Various transection techniques were used in this case series. A recent network meta-analysis demonstrated that bipolar cautery techniques were associated with lower blood loss and operating time in open liver resections; however, the best transection technique in minimally invasive liver surgery still remains unclear [43]. In addition, not all transection techniques of laparoscopic liver surgery are available for robotic-assisted resections. In the present study, two patients underwent robotic-assisted mesohepatectomy. A recent consensus statement on robotic hepatectomy revealed that robotic-assisted resections are safe and feasible, while operative time is longer and blood loss higher than laparoscopic hepatectomy [44]. These findings have been recently confirmed in a propensity-matched analysis of laparoscopic versus robotic right anterior and central hepatectomy which is in line with our experience that robotic approaches strongly facilitate hilar dissection and resections of posteriosuperior segments [14]. This note has also been confirmed recently as difficult resections defined by the IWATE score might benefit from robotic-assisted surgery with respect to postoperative complications [45]. In our series, the procedures were characterized by high difficulty levels as revealed by the applied difficulty scores. We believe that robotic hepatectomy has at least the potential to be an equivalent alternative to laparoscopic and open hepatectomy but in the absence of randomized trials clear indications for robotic-assisted hepatectomy must be determined.
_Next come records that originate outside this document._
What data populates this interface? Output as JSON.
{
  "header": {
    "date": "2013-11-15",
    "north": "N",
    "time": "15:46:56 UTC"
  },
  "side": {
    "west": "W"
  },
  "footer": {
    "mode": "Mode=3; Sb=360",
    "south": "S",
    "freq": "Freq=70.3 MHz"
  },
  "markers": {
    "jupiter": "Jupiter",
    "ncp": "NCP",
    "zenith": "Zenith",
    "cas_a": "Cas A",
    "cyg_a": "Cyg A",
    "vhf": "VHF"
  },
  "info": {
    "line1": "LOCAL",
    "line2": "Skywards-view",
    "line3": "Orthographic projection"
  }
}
Most patients in the present series had large primary and secondary malignant lesions. The resection margins were all negative, and few patients had neoadjuvant chemotherapy or local ablative treatments. Thus, minimally invasive mesohepatectomy enables appropriate oncological outcomes as revealed by the present case series, although the cohort included heterogeneous malignancies. Unfortunately, long-term survival data of large study cohorts remains rare for mesohepatectomy [6, 46]. Therefore, future prospective trials on the use of minimally invasive major hepatectomy, in particular, robotic-assisted resections are required to assess long-term outcomes, health-related quality of life, and costs. In conclusion, minimally invasive mesohepatectomy is safe and feasible for the treatment of malignant and benign lesions but prospective trials are required to determine final recommendations on its applicability and the selection of patients.